Voll war es auf dem ersten Mittelalterlichen Wintermarkt in Wülfrath. Foto: Kling

Wülfrath. Wer will schon zurück ins Mittelalter? Gerade bei eisigen Temperaturen ist das Leben in der Gegenwart mit geheizten Wohnungen doch sehr annehmlich. Das hindert die Interessengemeinschaft “Wülfrath pro” allerdings nicht, zum zweiten Mal zu einem Mittelalterlichen Wintermarkt einzuladen.

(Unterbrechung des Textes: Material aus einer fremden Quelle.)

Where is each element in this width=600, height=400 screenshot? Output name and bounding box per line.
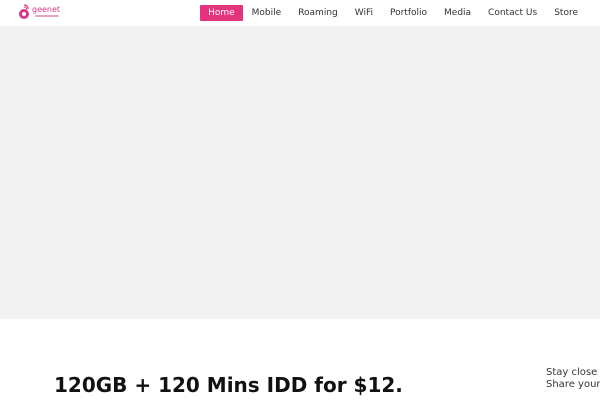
page: geenet Home Mobile Roaming WiFi Portfoli… xyxy=(0,0,600,400)
nav-item-mobile[interactable]: Mobile xyxy=(244,5,290,21)
nav-item-store[interactable]: Store xyxy=(546,5,586,21)
nav-item-wifi[interactable]: WiFi xyxy=(347,5,381,21)
top-navbar: geenet Home Mobile Roaming WiFi Portfoli… xyxy=(0,0,600,26)
site-logo[interactable]: geenet xyxy=(18,3,62,23)
promo-headline: 120GB + 120 Mins IDD for $12. xyxy=(54,373,403,398)
side-caption-line-1: Stay close to xyxy=(546,367,600,378)
hero-banner xyxy=(0,26,600,319)
nav-item-media[interactable]: Media xyxy=(436,5,479,21)
nav-item-portfolio[interactable]: Portfolio xyxy=(382,5,435,21)
logo-text: geenet xyxy=(32,5,61,14)
nav-item-roaming[interactable]: Roaming xyxy=(290,5,346,21)
main-nav: Home Mobile Roaming WiFi Portfolio Media… xyxy=(199,5,586,21)
geenet-logo-icon xyxy=(19,4,29,19)
nav-item-home[interactable]: Home xyxy=(200,5,243,21)
side-caption-line-2: Share your li xyxy=(546,379,600,390)
side-caption: Stay close to Share your li xyxy=(546,367,600,391)
nav-item-contact-us[interactable]: Contact Us xyxy=(480,5,545,21)
logo-tagline xyxy=(35,15,59,17)
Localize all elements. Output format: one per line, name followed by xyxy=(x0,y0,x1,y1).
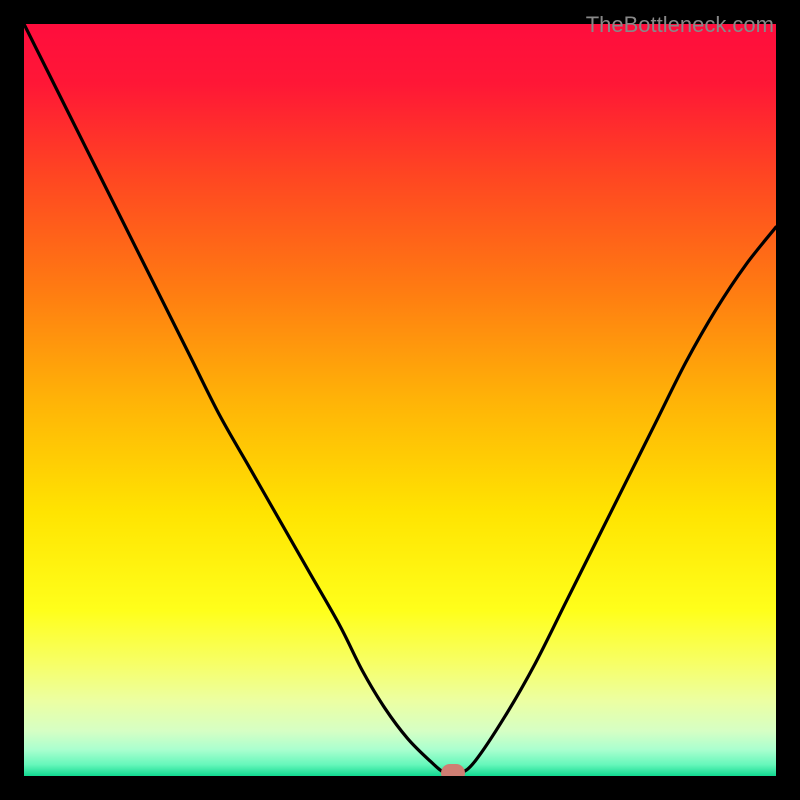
watermark-text: TheBottleneck.com xyxy=(586,12,774,38)
plot-area xyxy=(24,24,776,776)
bottleneck-curve xyxy=(24,24,776,776)
optimal-marker xyxy=(441,764,465,776)
chart-frame: TheBottleneck.com xyxy=(12,12,788,788)
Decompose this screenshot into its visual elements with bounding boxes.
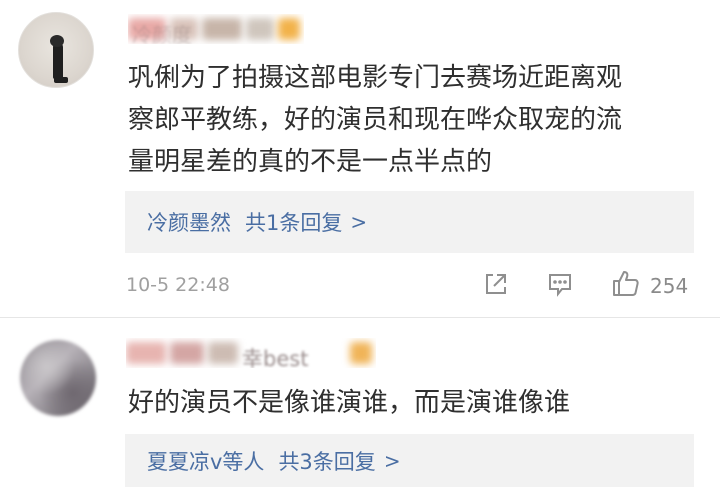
blur-block — [202, 18, 242, 40]
username-text: 冷颜度 — [132, 23, 192, 44]
like-count: 254 — [650, 274, 689, 298]
username-blurred[interactable]: 幸best — [126, 338, 376, 368]
reply-count[interactable]: 共1条回复 — [245, 207, 342, 237]
blur-block — [246, 18, 274, 40]
reply-summary[interactable]: 夏夏凉v等人 共3条回复 > — [125, 434, 694, 487]
reply-summary[interactable]: 冷颜墨然 共1条回复 > — [125, 191, 694, 253]
timestamp: 10-5 22:48 — [126, 274, 230, 296]
username-text: 幸best — [242, 347, 309, 368]
reply-count[interactable]: 共3条回复 — [278, 446, 375, 476]
comment-text: 巩俐为了拍摄这部电影专门去赛场近距离观 察郎平教练，好的演员和现在哗众取宠的流 … — [128, 63, 623, 177]
comment-text: 好的演员不是像谁演谁，而是演谁像谁 — [128, 388, 571, 418]
blur-block — [170, 342, 204, 364]
badge-blurred — [278, 18, 300, 40]
chevron-right-icon: > — [383, 448, 401, 473]
comment-icon[interactable] — [546, 270, 574, 298]
reply-author[interactable]: 夏夏凉v等人 — [147, 446, 264, 476]
reply-author[interactable]: 冷颜墨然 — [147, 207, 231, 237]
comment-item: 冷颜度 巩俐为了拍摄这部电影专门去赛场近距离观 察郎平教练，好的演员和现在哗众取… — [0, 0, 720, 318]
avatar[interactable] — [20, 340, 96, 416]
blur-block — [208, 342, 238, 364]
avatar[interactable] — [18, 12, 94, 88]
chevron-right-icon: > — [350, 210, 368, 234]
avatar-figure — [50, 35, 68, 83]
like-icon[interactable] — [611, 268, 641, 298]
comment-item: 幸best 好的演员不是像谁演谁，而是演谁像谁 夏夏凉v等人 共3条回复 > — [0, 318, 720, 487]
badge-blurred — [350, 342, 372, 364]
username-blurred[interactable]: 冷颜度 — [128, 14, 304, 44]
blur-block — [126, 342, 166, 364]
share-icon[interactable] — [482, 270, 510, 298]
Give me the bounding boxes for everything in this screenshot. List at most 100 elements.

Mittelaltermärkte sind für gewöhnlich Besuchermagneten. Und nicht selten wird Eintritt genommen für mittelalterliche Treiben. Und vor allem finden die Veranstaltungen meisten zu wärmeren Jahreszeiten statt – wie fast alle Open-Air-Termine. Aber “Wülfrath pro” hat das als Lücke erkannt und im vergangenen Jahr erstmals einen Mittelalterlichen Wintermarkt angeboten. Das Ergebnis: Die Menschen strömten in Scharen herbei. Und das sicherlich nicht nur aus Wülfrath.

Für die Organisation des Marktes hatte Dirk Herbener von “Wülfrath pro” mit Thomas Höltgen aus Rohdenhaus einen Insider aus der Mittelalterszene gewinnen können. Die Freunde des Mittelalters bauten Zelte und Stände auf der Schwanenstraße und dem dazugehörigen Parkplatz auf, schmissen sich in ihre weiten Gewänder und Umhänge und schon konnte es losgehen.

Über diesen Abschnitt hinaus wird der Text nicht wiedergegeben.